I'm taking an intro class on database management systems, and had a question that wasn't answered by my book. This question is not from my homework, I was just curious.
The textbook continually stresses that a transaction is one logical unit of work. However, when coming across the shared/exclusive locking modes, I got a little confused.
There was a diagram in the book that looked like this:
Time | Transaction Status
1 Request Lock
2 Receive Lock
3 Process transaction
4 Release Lock
5 Lock is released
Does the transaction get processed all at the same time, or does it get processed as individual locks are obtained?
If there are commands in two transactions that result in a shared lock as well as an exclusive lock, do those transactions run concurrently, or are they scheduled one after the other?
The answer is, as usual, "it depends" :-)
Generally speaking, you don't need to take out all your locks before you begin; however, you need to take out all your locks before you release any locks.
So you can do the following:
lock resource A
update A
lock resource B
update B
unlock A
unlock B
This allows you to be a bit friendlier to other transactions that may want to read B, and don't care about A, for example. It does introduce more risk -- you may be unable to acquire a lock on B, and decide to roll back your transaction. Them's the breaks.
You also want to always acquire all locks in the same order, so that you don't wind up in a deadlock (transaction 1 has A and wants B; trans 2 has B and wants A; standoff at high noon, no one wins. If you enforce consistent order, trans 2 will try to get A before B and either wait, letting trans 2 proceed, or fail, if trans 1 already started -- either way, no deadlock).
Things get more interesting when you have intent-to-exclude locks -- locks that are taken as shared with an "option" to make them exclusive. This might be covered somewhere in the back of your book :-)
In practice each operation aquires the needed lock before it proceeds. A SELECT will first aquire a shared lock on a row, then read the row. An UPDATE will first acquire an exclusive lock on that row, then update the row. In theory you can say that 'locks are aquired, then the transaction processes', but in real life is it each individual operation in the transaction that knows what locks are required.
If it needs an exclusive lock, it will either block the other transaction or it will wait for the other transaction to finish before obtaining the lock.
Things that need exclusive locks (UPDATE/DELETE/etc) can't happen while anything else is accessing the data.
in general locks are determined at run time. When the BEGIN TRANSACTION command is processed, nothing has run in the transaction yet, so there are no locks. As commands execute in the transaction locks are acquired.
"If there are commands in two transactions that result in a shared lock as well as an exclusive lock, do those transactions run concurrently, or are they scheduled one after the other?"
A lock does not consist solely of the notion "shared/exclusive". The most important thing about a lock is the resource that it applies to.

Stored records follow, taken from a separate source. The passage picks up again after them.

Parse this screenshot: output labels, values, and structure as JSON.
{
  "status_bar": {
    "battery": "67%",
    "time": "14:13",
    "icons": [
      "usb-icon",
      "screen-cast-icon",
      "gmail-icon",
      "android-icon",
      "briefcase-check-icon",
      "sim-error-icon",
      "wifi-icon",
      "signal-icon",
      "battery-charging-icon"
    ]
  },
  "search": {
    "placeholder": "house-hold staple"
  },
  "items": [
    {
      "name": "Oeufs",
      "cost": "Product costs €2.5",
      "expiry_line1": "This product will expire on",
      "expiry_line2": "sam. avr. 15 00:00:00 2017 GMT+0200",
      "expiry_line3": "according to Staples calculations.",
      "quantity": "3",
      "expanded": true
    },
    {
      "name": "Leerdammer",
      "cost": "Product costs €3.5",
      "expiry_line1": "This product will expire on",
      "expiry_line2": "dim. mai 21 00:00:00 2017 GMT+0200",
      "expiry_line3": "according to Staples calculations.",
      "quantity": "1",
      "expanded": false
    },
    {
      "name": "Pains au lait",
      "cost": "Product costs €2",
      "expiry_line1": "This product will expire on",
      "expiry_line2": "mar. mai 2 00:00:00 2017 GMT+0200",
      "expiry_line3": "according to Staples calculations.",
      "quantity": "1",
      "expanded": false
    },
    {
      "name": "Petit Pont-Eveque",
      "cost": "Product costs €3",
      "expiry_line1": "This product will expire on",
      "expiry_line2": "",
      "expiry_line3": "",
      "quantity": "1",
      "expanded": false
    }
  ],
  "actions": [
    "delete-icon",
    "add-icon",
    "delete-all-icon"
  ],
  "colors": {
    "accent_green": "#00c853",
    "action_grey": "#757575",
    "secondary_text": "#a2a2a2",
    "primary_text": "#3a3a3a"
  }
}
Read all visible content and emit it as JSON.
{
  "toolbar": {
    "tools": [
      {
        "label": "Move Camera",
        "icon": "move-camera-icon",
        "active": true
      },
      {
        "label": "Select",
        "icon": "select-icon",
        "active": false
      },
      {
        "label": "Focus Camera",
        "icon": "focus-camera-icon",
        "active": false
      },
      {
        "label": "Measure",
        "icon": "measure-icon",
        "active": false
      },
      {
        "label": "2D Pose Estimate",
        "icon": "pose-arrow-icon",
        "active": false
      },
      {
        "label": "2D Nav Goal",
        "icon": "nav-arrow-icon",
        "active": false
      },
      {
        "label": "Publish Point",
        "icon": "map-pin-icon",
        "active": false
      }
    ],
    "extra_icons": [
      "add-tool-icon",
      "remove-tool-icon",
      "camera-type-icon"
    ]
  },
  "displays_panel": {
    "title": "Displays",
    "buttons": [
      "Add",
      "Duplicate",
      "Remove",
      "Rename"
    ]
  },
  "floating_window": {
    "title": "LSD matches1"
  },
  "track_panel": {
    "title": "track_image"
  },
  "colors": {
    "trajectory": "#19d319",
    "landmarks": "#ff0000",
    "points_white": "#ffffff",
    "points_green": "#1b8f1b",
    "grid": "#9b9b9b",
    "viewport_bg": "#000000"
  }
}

Two transactions that each hold an exclusive lock on distinct resources (say, two separate tables, or two separate partitions, or two separate pages, or two separate rows, or two separate printers, or two separate IP ports, ...) can continue to run concurrently without any problem.
Transaction serialization only becomes necessary when a transaction requests a lock on some resource, where the sharing mode of that lock is incompatible with a lock held on the same resource by some other transaction.
If your textbook really gives the sequence of events as you state, then throw it away. Lock requests emerge as the transaction is being processed, and there is no definitive and final way for the transaction processor to know at the start of the transaction which locks it will be needing (otherwise deadlocking would be a nonexistant problem).